Maria Magdalena ist eine bürgerliche und häusliche Tragödie. Der Name der Heiligen, der keiner einzigen Person des Stückes zugehört, steht nur in einer entfernten Beziehung zum Inhalt, und die weichen und zarten Empfindungen, die er hervorruft, bilden sogar einen gewissen Gegensatz zu den tragischen Schrecken der Handlung. Der Dichter hat kein Rührstück schreiben wollen, sondern eine wirkliche Tragödie, im wahren und antiken Sinne des Wortes. Eine Tragödie, die aus dem Widerstreite von Persönlichkeit und Schicksal, von Freiheit und Notwendigkeit hervorgeht. Die heutige Welt glaubt bestimmt nicht mehr an eine äußere Notwendigkeit, aber sie setzt dafür eine innere, eine Gewalt der Dinge, mit der die Freiheit des Willens entweder in Übereinstimmung ist oder gegen die sie ankämpft. Jede Auseinandersetzung der beiden Mächte ist ein Drama, und wenn der Wille erliegt, ist es eine Tragödie. Der Eindruck des Tragischen ergibt sich nicht aus der Eigenschaft der Personen, noch aus der Häufung von Verbrechen und Unglücksfällen, er ergibt sich nur aus der unentrinnbaren Notwendigkeit der Lösung. Ob die Handlung nun einfach oder verwickelt ist, ob die Personen Helden der Antike oder bürgerliche Menschen von heute, ob sie Könige oder Bettler sind, es genügt, daß die Einzelpersönlichkeit erliegt und daß sie nicht anders kann, als erliegen, damit die beiden Grundkräfte der Tragödie, die der alte Aristoteles so klar bezeichnet hat, alsbald hervortreten: Furcht und Mitleid; Furcht vor der geheimnisvollen Macht, die den Einzelnen zermalmt, und Mitleid für den Einzelnen, der uns gleich, der einer von uns ist und der unwiderruflich der Vernichtung geweiht ist. Woraus folgt, daß der gute Ducis, der die Lösungen Shakespeares nach Belieben änderte, nichts von der Tragödie verstanden hat und daß so viele recht erfinderische Macher noch weniger davon verstehen. Sobald die Lösung eine andere sein könnte, gibt es keine Tragödie mehr.

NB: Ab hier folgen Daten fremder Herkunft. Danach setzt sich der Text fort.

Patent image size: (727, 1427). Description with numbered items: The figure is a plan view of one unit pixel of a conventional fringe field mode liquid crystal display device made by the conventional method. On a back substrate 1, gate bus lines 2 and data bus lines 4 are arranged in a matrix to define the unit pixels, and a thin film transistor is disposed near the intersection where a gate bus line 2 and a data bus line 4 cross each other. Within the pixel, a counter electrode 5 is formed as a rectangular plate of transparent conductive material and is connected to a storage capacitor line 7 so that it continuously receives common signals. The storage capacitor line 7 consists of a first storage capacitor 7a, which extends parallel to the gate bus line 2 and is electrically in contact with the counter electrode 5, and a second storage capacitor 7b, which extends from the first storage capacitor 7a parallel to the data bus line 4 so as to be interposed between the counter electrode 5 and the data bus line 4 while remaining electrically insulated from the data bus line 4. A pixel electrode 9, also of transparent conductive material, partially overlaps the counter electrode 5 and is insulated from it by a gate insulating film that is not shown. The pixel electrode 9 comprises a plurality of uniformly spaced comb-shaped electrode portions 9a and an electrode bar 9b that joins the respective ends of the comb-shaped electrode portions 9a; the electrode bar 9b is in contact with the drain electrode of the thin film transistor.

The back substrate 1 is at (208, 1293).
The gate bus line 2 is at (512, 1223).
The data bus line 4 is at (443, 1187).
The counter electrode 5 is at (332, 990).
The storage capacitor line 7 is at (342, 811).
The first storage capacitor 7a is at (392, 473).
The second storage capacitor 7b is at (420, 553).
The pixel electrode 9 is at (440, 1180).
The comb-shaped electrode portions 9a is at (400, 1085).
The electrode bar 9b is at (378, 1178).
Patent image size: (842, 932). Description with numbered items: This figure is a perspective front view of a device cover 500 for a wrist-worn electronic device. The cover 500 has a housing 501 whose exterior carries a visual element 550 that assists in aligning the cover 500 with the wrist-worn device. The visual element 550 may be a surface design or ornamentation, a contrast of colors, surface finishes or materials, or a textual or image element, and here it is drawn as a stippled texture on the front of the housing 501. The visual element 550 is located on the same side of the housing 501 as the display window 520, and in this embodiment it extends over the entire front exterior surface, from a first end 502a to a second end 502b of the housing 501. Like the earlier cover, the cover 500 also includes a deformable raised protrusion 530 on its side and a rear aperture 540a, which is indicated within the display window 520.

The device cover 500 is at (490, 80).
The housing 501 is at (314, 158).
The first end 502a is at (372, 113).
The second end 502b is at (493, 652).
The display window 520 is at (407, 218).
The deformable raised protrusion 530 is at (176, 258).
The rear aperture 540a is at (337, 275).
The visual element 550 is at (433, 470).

Das Drama von Hebbel ist wahrhaft tragisch, obgleich es in einer gesellschaftlich untergeordneten Schicht spielt; es wäre noch tragischer, wenn die weibliche Hauptperson mit größerer Sorgfalt gezeichnet wäre. Wie ihr Charakter nicht genügend bestimmt ist, so ist auch der Eindruck unvollkommen und wir empfinden bei der Lösung mehr Furcht als Mitleid. Diese Rolle muß sehr schwer zu spielen sein. Stärker ergreift uns der Bruder Klaras, wiewohl seine Rolle geringfügig ist. Die Mutter, die mit dem Ende des ersten Aufzuges verschwindet, ist trotzdem gut gezeichnet in der Güte ihres Wesens und der Schwäche ihres Geistes und Gemütes. Aber das ist nur eine Skizze und in diesem intimen Drama sind alle Familienmitglieder gewissermaßen nur Umgebung, Schatten, aus deren Mitte die, wenn man will, ein wenig fratzenhafte, aber höchst eigenartige große und wahre Gestalt des Familienvaters mit kräftigen Zügen hervortritt. Diese Gestalt zieht uns an und erschreckt uns. Meister Anton ist ein Mensch aus einer anderen Zeit; er ist nicht mit dem Jahrhundert gegangen, wie man zu sagen pflegt; er versteht die Welt nicht mehr, wie er selbst sagt, und eben daher rührt sein häusliches Elend. Er hat sich nichts vorzuwerfen und doch war er der Unheilstifter. Tyrann und zugleich fremd in seiner Familie, betrachtet er ihren Zusammenbruch mit dem Versuche äußerer Gleichgültigkeit und doch innerlich zerrissen. Aber er begreift nicht, daß er selbst ihn herbeigeführt hat. Gebaut ist dieses Drama in seiner scheinbaren Einfachheit schlechthin meisterhaft. Nicht ein Wort ist überflüssig, alles zielt auf das Ende und beschleunigt die Lösung mit einer düsteren Folgerichtigkeit – und wenn dazu etwas zu sagen wäre, so wäre es nur, daß die Absicht und die Gesetzmäßigkeit manchmal zu deutlich werden.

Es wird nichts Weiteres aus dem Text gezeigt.